# Family visa



## Tallpaul40 (Mar 11, 2014)

Hi all,


I was hoping someone might be able to help me. My ire has finally had her UK spouse visa granted and we are moving to the UK in April. She has a 6 year old son who is going to stay with his grandparents but we would like to apply for a visa for him so he can live with us UK as well. He is not joining us straight away as I only have a 1 bed flat and we need to move first. 

Which visa do we need to apply for him? His is a filippino national like my wife but he has never met his father and no R there so sited on his birth certificate. I'm a british citizen and have a job waiting for me in the UK but I'm not sure which visa we need.

Any help would be much appreciated.

Thanks,

Paul


----------



## Asian Spirit (Mar 1, 2010)

Tallpaul40 said:


> Hi all,
> 
> 
> I was hoping someone might be able to help me. My ire has finally had her UK spouse visa granted and we are moving to the UK in April. She has a 6 year old son who is going to stay with his grandparents but we would like to apply for a visa for him so he can live with us UK as well. He is not joining us straight away as I only have a 1 bed flat and we need to move first.
> ...


Hi Paul,

First, congratulations . Forums like this are great for exchanging thoughts and ideas. But for legal information and or visa requirements it would be best probably to go straight to the source.

That said, the best place to start for info AND direction to legal answers is to contact the UK Embassy In Manila by phone, email, or better yet in person.
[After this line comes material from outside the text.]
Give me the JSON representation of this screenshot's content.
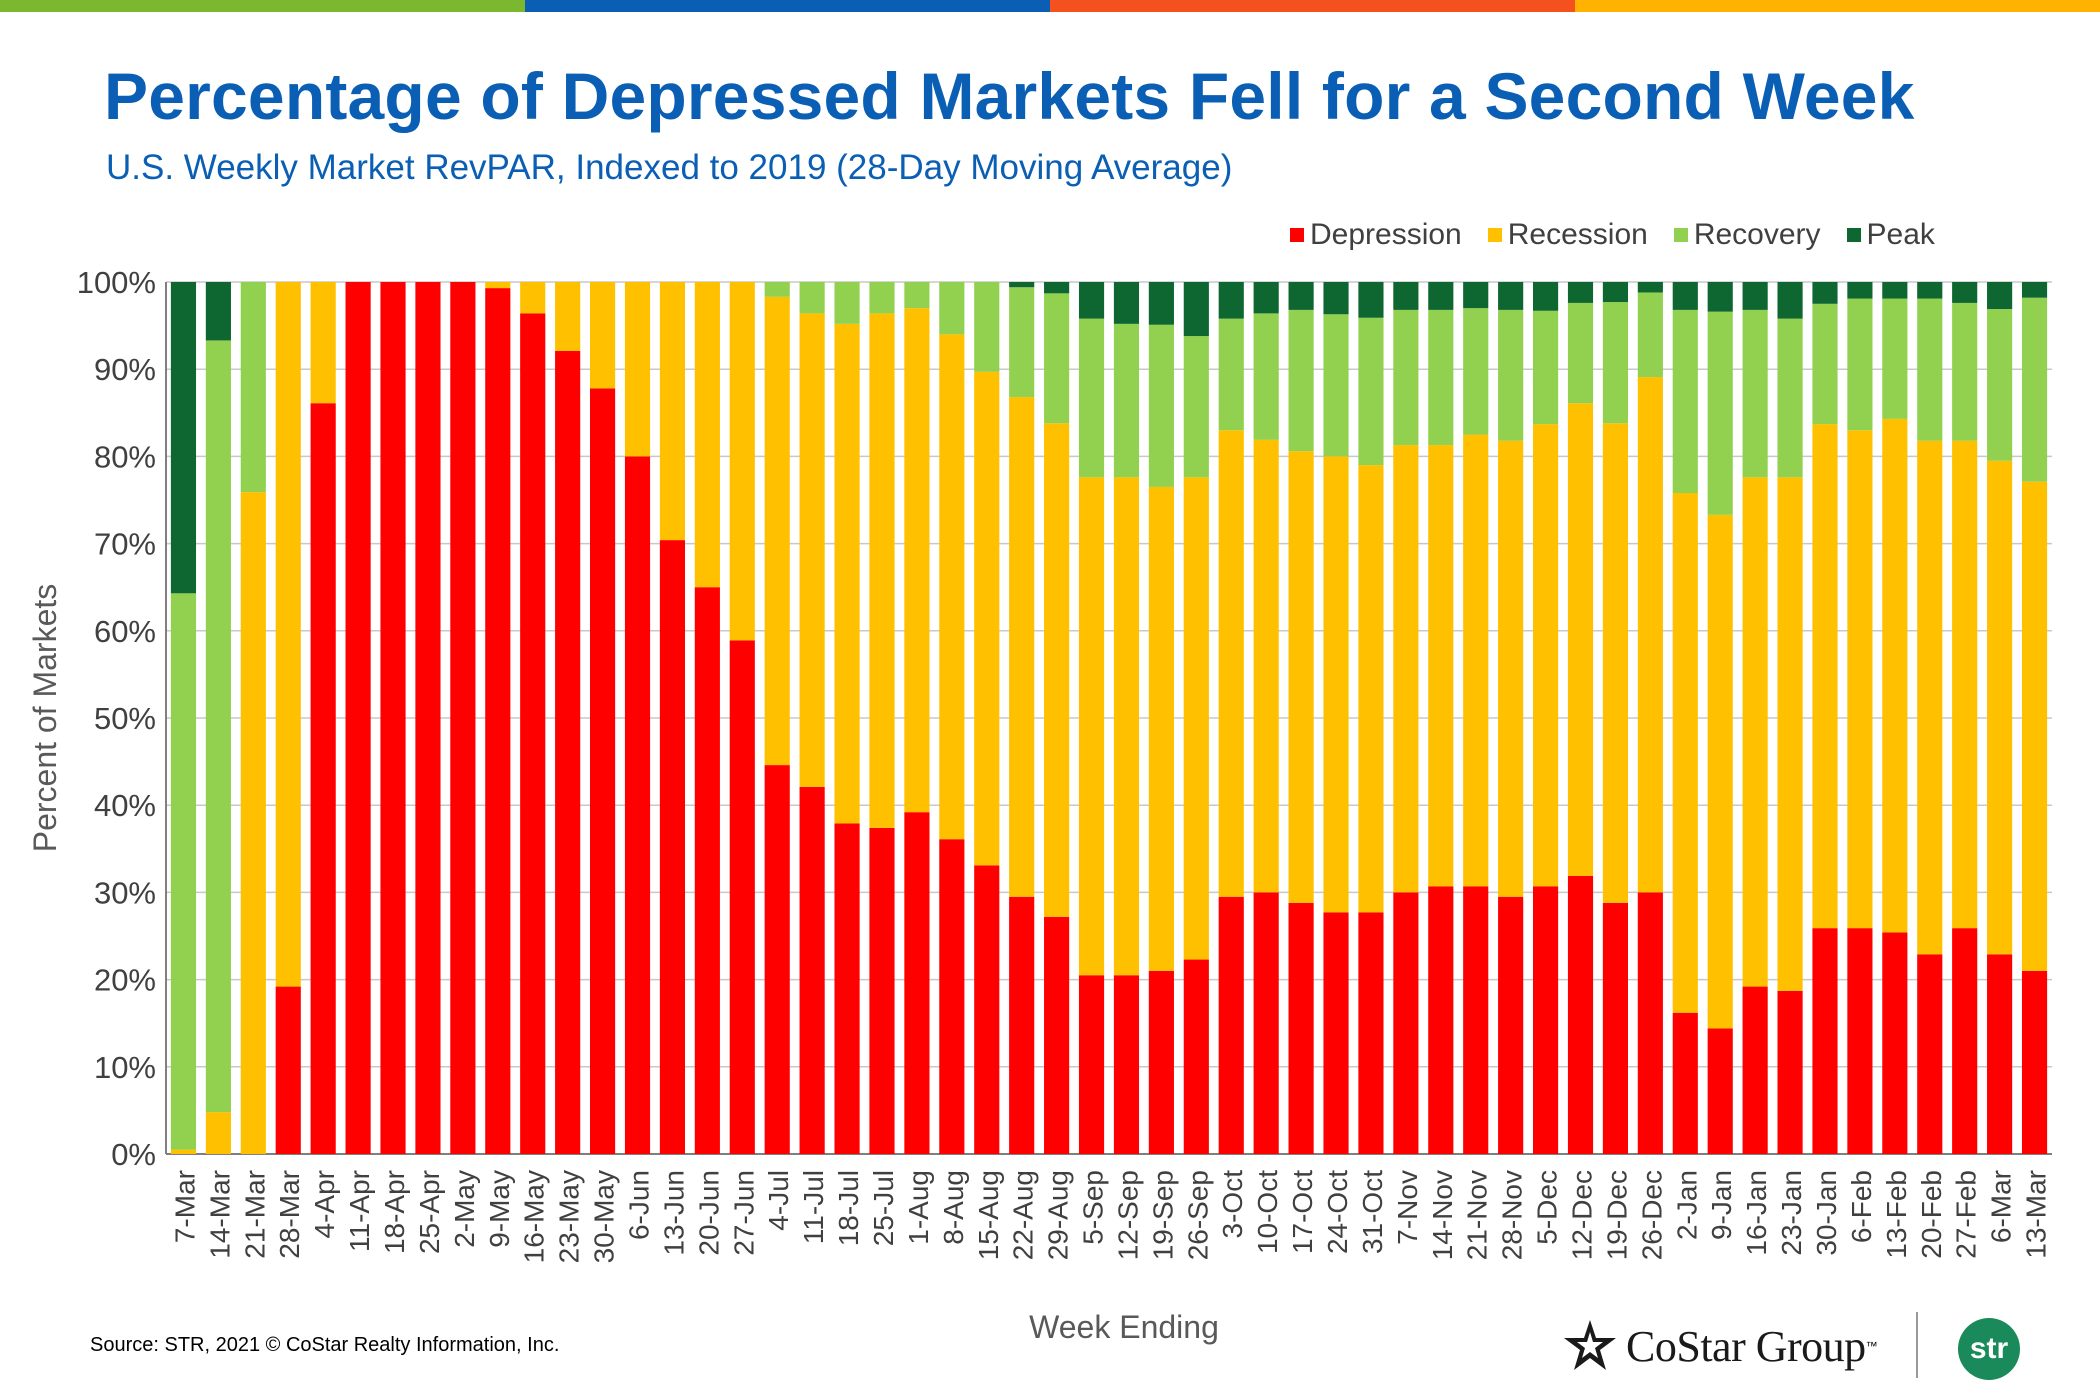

They should be able to get you started and aimed in the right direction so nothing is missed or overlooked.



Regards
Jet Lag


----------



## Gary D (Oct 28, 2013)

My wifes son received his visa along with my wife. The only problem is if he is travelling at a different time visa expire so you would need to apply seperately. I assume the embassy was aware of her son when they issued your wifes visa.


----------